Posted Dec 12, 2005 13:16 UTC (Mon) by carcassonne (guest, #31569) [Link]

It's not easy to see how an electronic voting system can be made simple.

Well, you could start by taking a look at the source code of the Australian Capital Territory voting system:

Electronic voting and counting

It was used in 2001 and 2004. Don't ask me if it was successful or what, I only noticed the page very recently.

Lots of details are provided on the site, check it out.

If anyone has comments about that system, please share.

EFF: North Carolina Sued for Illegally Certifying Voting Equipment

Posted Dec 11, 2005 9:17 UTC (Sun) by andyh (guest, #26163) [Link]

How do we know that the source code provided by the vendor or the open source project actually matches the code in the machines the state uses? The vendor may well provide binaries that don't match the source code. If the software is open source, the government could easily patch the code to favor the incumbent.

E-voting is a problem of trust. The systems only differ in who the voter is expected to trust. Do you trust an independant company or the government to accurately record votes?

EFF: North Carolina Sued for Illegally Certifying Voting Equipment

Posted Dec 11, 2005 10:16 UTC (Sun) by rmstar (guest, #3672) [Link]

E-voting is a problem of trust. The systems only differ in who the voter is expected to trust. Do you trust an independant company or the government to accurately record votes?

I think governments, companies, citizens, etc. are entitled to a modicum of a-priori trust. If this is not aplicable, then it really doesn't matter that much who wins an election because your society is rotten and not going anywhere nice anyway.

E-voting has the (potential!) advantage that the number of points of failure are limited, as opposed to hand-counting. Bright, trusted people can (in theory) check the system for failure, and lots of other people can make sure that this is actually the system that is deployed (using seals etc.). Yes, a determined, evil government can use them to fake elections, but frankly, you don't need computers for that.

Hopefully the EFF is successfull in making sure that these machines are properly audited and work as intended.

EFF: North Carolina Sued for Illegally Certifying Voting Equipment

Posted Dec 12, 2005 13:08 UTC (Mon) by carcassonne (guest, #31569) [Link]
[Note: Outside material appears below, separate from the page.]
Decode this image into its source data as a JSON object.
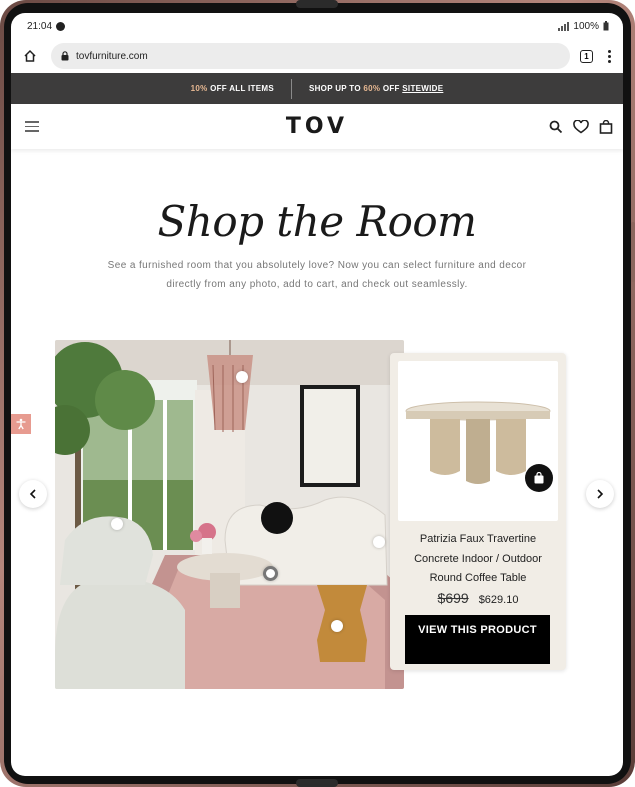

How do we know that the source code provided by the vendor or the open source project actually matches the code in the machines the state uses? The vendor may well provide binaries that don't match the source code. If the software is open source, the government could easily patch the code to favor the incumbent.

Sources should be built at an official, neutral and approuved by all location. The resulting binaries checksumed and shipped back to the vendor. Then it is the responsability of the vendor to use those binaries. if found at fault, sanctions will be used. Aw, forget that, the vendor won't like it. And maybe the developers won't either. Or at least those that always seems to have last-minute fixes to throw in.